The cell phone rang; alone in his office, Grissom picked it up absently. “Grissom here.”


“Court in twenty minutes. Six bucks says the green suit and the cream dress,” came an amused low voice. Grissom looked around guiltily, then glanced at the phone.


“Forget that first--the green’s a shoo-in. Talk to me about accessories and we might have a bet.”


“Okay, big man. I say the jade donut choker, the buckle shoes and at least one barrette.”


“And I say the Chinese coin choker, the heeled loafers and she’s out of the barrette phase. What about the cream dress?” Grissom pretended to scratch a note on the file in front of him, but his smile was growing. Once again a low laugh echoed in his ear.


“If I know my co-worker, and I pride myself on just that, I’d say the pearl studs, that brick colored lipstick and I KNOW she’s going to wear the slingbacks,” came the gloating tone. Grissom frowned a little.


“It’s off if you checked her locker you know.”


“Come on Grissom, that would be cheating. I have faith in my powers of observation and speculation. Gotta move though if we want a good seat.”


“There in ten. Your turn to make the excuse.”


“Hey! No it’s not—“ but Grissom had hung up, his grin much wider.


Ten minutes later, he stood outside and below the parking entrance of the employee lot. An aggrieved Warrick sauntered over to him, holding out rubber gloves and a sample container.


“What are we digging up now?” Grissom asked pleasantly. Warrick scowled.


“Chewing gum. Building a database of different types.” Grissom shook his head, even as he donned the rubber gloves. Warrick glared at him, “What? Not good enough?”

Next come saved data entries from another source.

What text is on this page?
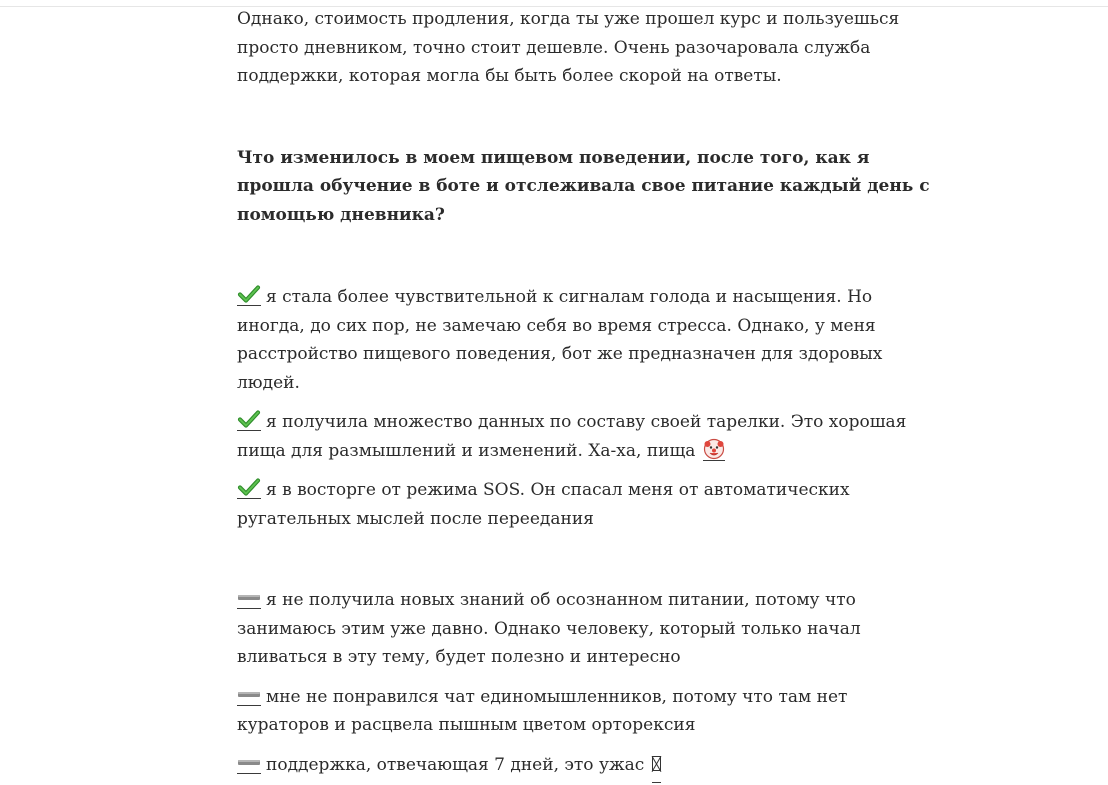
Однако, стоимость продления, когда ты уже прошел курс и пользуешься просто дневником, точно стоит дешевле. Очень разочаровала служба поддержки, которая могла бы быть более скорой на ответы.

Что изменилось в моем пищевом поведении, после того, как я прошла обучение в боте и отслеживала свое питание каждый день с помощью дневника?

я стала более чувствительной к сигналам голода и насыщения. Но иногда, до сих пор, не замечаю себя во время стресса. Однако, у меня расстройство пищевого поведения, бот же предназначен для здоровых людей.

я получила множество данных по составу своей тарелки. Это хорошая пища для размышлений и изменений. Ха-ха, пища

я в восторге от режима SOS. Он спасал меня от автоматических ругательных мыслей после переедания

я не получила новых знаний об осознанном питании, потому что занимаюсь этим уже давно. Однако человеку, который только начал вливаться в эту тему, будет полезно и интересно

мне не понравился чат единомышленников, потому что там нет кураторов и расцвела пышным цветом орторексия

поддержка, отвечающая 7 дней, это ужас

“In the words of Greg, which is not something I ever thought I’d resort to, that’s LAME, Warrick. Lame enough to need its own wheelchair.”


“Well I don’t see YOU coming up with anything better!” Warrick snapped, pulling on gloves and shooting a worried look up towards the door.


 Grissom smiled.


 He fished in his pocket and pulled out a baggie full of cigarette butts. Grissom then opened it and proceeded to scatter them around the first row of parked cars, taking care not to step on any of them. Warrick cast a skeptical eye over the assorted litter and sighed.


“Something slightly obscene about picking butts—“ he announced. Grissom shrugged.


“Either that or we’re looking for a contact lens neither one of us wears. Get down here, look busy.”


After a few minutes, the door above opened; Sara and Catherine strode out, sunglasses on, sleek and sophisticated looking. Warrick gave a small, heart-felt sigh that Grissom echoed as they watched the two women cross the mesh grating stairway down towards them. A sudden playful breeze blew by and for a second, both women yelped, clutching their fluttering hemlines against the impromptu peepshow. Sara caught sight of her open-mouthed colleagues first.


“You did NOT see that!” she growled down at them. Grissom and Warrick exchanged glances of perfect innocence, holding up the sample container. Catherine snorted.




“For the cadets to analyze,” Grissom offered, smiling. Sara peeked over her sunglasses as Catherine led the way down to the ground level and towards the cars.


“Oh joy—well, have fun boys, we’re off to do REAL work.”


They climbed into the car, tooting the horn and pulling out as Grissom and Warrick watched them go.


“Damn it, I got so caught up in that peek of heaven I can’t remember if I won or not—“ Warrick whined. Grissom blinked, still lost in reverie.


“I won.  Green two-piece suit, Chinese choker, loafers, and . . .  thigh highs. I can die a happy man now.”


“What about Catherine?”




In the car, Sara pulled off her sunglasses and smiled over at her partner. She held out her hand and reluctantly Catherine dropped a worn five-dollar bill into it.


“Damn it! I was SURE it would be chewing gum,” she grumbled as the car headed downtown towards the courthouse.